Выбрать главу

Труднее всего даются переходы — от частного к общему и обратно. Когда читаешь чужие воспоминания, трудно приучить себя к мысли, что это — и о нашей семье, о Витисах и Сидикманах. И наоборот, когда с головой уходишь в ворох архивов, складывая бесконечный пазл семейной истории, уже не получается думать о том, что таких историй миллионы. Может, поэтому никто у нас ни о ком ничего не знает: их судьбы затерялись в арифметике больших чисел, оставив по себе полезную науку забвения, унаследованную и моей мамой — ее категоричное «а нечего рассказывать».

* * *

Вспоминаю тех пациентов, последних из выживших. Об одной паре я написал когда-то стихи, с которых, в сущности, и началась моя книга «Нью-Йоркский обход»:

Она говорит: «Тяжело, а ему тяжелей», говоря о муже. Они — в ожиданьи врача в онкологической клинике. «Пожалей нас», — причитает. И медсестра, ворча, приносит ему подушку, питье, журнал. Он — восьмидесятитрехлетний. Рак почки. Худой, как жердь, но худей — жена. Он и она — из выживших: тьма, барак в Треблинке или Дахау. С недоверьем глядят на студента-медика, думают: свой — не свой? Да, говорю, еврей. И тогда галдят, жалуясь на врача с медсестрой. Весной будет ровно шестьдесят лет со дня их женитьбы.

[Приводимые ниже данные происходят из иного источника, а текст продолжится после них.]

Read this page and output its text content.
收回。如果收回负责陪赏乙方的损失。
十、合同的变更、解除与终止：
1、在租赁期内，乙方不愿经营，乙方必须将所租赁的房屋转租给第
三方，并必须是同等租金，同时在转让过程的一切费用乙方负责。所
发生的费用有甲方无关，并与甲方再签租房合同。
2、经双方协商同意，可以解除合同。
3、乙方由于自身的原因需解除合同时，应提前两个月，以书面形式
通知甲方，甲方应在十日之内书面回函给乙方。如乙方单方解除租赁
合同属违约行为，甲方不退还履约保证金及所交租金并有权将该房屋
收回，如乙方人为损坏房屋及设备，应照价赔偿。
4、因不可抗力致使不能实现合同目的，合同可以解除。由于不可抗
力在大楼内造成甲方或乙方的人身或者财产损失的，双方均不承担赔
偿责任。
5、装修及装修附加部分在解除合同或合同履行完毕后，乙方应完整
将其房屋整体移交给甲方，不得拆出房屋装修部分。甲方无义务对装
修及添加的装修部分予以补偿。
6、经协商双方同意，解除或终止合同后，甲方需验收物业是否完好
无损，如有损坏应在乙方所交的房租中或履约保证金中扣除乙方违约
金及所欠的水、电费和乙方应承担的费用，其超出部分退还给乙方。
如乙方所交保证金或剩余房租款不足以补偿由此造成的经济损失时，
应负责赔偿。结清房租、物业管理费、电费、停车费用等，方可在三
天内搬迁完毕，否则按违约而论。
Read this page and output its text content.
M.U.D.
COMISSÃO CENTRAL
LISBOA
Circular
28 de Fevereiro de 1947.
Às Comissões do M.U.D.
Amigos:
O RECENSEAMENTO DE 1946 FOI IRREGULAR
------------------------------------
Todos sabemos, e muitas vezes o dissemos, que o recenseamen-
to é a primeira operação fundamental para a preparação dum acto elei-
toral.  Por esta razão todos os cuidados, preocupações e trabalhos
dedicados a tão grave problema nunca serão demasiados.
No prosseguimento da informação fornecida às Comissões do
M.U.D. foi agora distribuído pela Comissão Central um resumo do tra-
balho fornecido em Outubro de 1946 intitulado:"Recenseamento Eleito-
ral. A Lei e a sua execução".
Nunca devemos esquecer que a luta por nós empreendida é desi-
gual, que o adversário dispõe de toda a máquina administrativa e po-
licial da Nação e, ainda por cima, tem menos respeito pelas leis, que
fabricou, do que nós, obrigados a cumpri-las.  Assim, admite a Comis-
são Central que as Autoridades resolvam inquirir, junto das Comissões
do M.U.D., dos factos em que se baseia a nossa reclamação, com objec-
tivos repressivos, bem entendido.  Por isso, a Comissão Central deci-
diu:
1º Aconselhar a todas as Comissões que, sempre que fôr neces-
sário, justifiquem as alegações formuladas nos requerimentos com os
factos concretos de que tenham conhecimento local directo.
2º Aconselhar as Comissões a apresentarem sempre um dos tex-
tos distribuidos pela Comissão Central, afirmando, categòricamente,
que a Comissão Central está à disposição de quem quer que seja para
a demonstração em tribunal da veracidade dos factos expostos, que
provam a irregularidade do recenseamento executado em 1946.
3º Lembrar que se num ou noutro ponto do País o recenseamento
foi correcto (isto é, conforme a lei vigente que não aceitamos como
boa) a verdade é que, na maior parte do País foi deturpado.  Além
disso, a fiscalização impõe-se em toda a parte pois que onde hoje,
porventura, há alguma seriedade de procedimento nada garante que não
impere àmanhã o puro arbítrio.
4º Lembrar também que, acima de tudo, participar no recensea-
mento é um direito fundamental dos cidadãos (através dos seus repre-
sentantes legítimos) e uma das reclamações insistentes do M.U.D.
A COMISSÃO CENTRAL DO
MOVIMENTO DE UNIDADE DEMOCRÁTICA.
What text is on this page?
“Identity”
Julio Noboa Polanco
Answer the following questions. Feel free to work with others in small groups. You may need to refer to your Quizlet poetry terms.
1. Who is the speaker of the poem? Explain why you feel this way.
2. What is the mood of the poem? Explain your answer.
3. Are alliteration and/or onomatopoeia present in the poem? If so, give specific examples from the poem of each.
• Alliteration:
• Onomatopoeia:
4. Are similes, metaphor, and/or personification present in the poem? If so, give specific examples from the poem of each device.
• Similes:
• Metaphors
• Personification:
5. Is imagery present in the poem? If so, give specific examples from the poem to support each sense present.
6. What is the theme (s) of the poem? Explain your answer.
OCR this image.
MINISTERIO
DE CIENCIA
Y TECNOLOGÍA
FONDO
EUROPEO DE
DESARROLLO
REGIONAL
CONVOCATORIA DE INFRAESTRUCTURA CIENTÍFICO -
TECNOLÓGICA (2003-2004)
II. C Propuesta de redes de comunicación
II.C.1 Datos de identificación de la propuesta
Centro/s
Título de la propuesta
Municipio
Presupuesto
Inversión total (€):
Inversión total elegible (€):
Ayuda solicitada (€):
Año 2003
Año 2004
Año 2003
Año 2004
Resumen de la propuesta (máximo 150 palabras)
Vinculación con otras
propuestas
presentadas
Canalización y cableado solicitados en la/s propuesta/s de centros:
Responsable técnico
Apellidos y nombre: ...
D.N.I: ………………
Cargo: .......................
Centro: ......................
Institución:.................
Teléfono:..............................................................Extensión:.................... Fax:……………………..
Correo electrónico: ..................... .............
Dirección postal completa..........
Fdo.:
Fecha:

Кивает на мужа: «Тогда он был вроде тебя… — и оглядывает меня, — …но постройней». Верный муж охраняет тыл.
Она говорит: «Мы постились на Йом-Киппур даже там… Берегли паек… А в этом году в первый раз в жизни не выдержали. Чересчур…» Говорит: «Когда он уйдет, я тоже уйду».
Он — вечно мерзнущий; помнящий назубок: «Образ Господа виден смертному со спины, — засыпает, подушку подкладывая под бок, — Next year in Jerusalem. Все будем спасены».

Были и другие, не менее яркие. Вот потомственный пекарь, выживший в Освенциме. Он сидит в инвалидном кресле, глядя в пустоту, пока я обсуждаю с его дочерью лечение рака прямой кишки. И когда дочь трясет его («Папуля, папу-у-уля!»), пытаясь выяснить, согласен ли он на такое лечение, он отзывается откуда-то из глубины своего забытья, не открывая глаз: «Нет больше папули, он кончился».

Помню их всех, человек пять или шесть, с концлагерными номерными татуировками. И одного — без татуировки. Без каких бы то ни было шрамов. Человека с тем же историческим опытом, но с другой стороны. Чистокровный немец, во время войны он находился в Германии, а эмигрировал уже после. Бодрый старик по фамилии Штанг, страстный любитель горной природы и лыжного спорта, как Мартин Хайдеггер. Говорит, что во время войны был еще совершенным мальчуганом. Сколько же ему тогда было? Семь лет? Девять? Нет, все-таки чуть постарше. В сорок пятом ему было двадцать лет. Совсем еще ребенок, можно сказать. Да он и не помнит толком ту войну. Зато помнит послевоенное время, вот что было страшно: когда пришли коммунисты, от них надо было бежать как можно скорее, и он убежал, к счастью, через лагеря для перемещенных лиц. О, чего он только не насмотрелся при коммунистах, но теперь он здесь, в свободной стране, и все эти ужасы далеко позади… Говорит складно, не то что те пациенты с еврейскими фамилиями и номерными татуировками. Те — старые и нервные, с неуклюжим английским, на котором они еще безуспешно пытаются острить, называя нацистов «зе гуд уанс», с резиньяциями вроде «нет больше папули, он кончился». Штанг — другое, он живчик. Показывает мне пальцы ног, с которых сошли ногти (побочный эффект химиотерапии), жалуется на боль, но жалуется полушутя, с задорной искоркой в глазах: «Эк меня, а? Теперь небось лыжный сезон пропустить придется». Хочется сказать, что он архетипичен. Впрочем, прямых доказательств у меня нет. Странно, конечно, что немецкий парень, которому в 1945‑м было двадцать, не воевал и «толком не помнит» войну. Странно — это мягко сказано.